Nickelback would be a famous band, and that’s what’s funny about this book. All these bands came and at the time, no one knew.”

There are plenty of gems in these pages to keep the avid rock fan, Montrealer or otherwise, wide-eyed with history and nostalgia.

“Finding Jon Spencer was really cool. Finding the metal band Overbass was great,” Castelli recalls. “Getting a Grim Skunk picture (from 1990), I was excited. I literally jumped out of my seat when I got that one.”

The book, he says, will finally be printed when the dust settles on the pandemic situation, but it’s laid out, ready to go, and stunning in scope.

Pre-orders can be made from his website or by finding him on Facebook.

“I already have over 100 pre-orders, and pre-order now just means you tell me you want a copy.

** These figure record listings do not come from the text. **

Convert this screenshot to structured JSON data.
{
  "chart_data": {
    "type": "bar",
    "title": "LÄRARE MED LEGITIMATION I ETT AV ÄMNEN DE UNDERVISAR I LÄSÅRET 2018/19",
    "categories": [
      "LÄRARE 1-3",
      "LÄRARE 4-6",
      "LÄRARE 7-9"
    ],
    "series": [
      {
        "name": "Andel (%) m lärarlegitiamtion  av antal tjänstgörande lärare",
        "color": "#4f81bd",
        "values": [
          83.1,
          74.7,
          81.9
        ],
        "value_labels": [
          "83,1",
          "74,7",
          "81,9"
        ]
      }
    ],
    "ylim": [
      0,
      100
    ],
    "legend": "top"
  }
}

I don’t wanna be responsibl­e for money.”

“The purpose of it all was for this history of Montreal to be kept in a library, which I’m learning to do right now,” he says. “I don’t care if I sell one book or 1,000. What matters to me is that I’m able to give a copy to every library in Montreal and to the Canadian archives so that we know the history of rock ’n’ roll in Montreal at that place.”

Castelli is, rightly, “damn proud” of this achievemen­t, but it’s the populist pride the project captures that drove him and compels him to share it now.

“With this book, I made it happen, sure, but it was done by the community,” he states. “One thing’s for sure: Montreal’s rock ’n’ roll scene is all about each other, and caring for each other, and that’s what this book is gonna say.

“Unless you’re a fucking douchebag. Then, you’re not in the book.”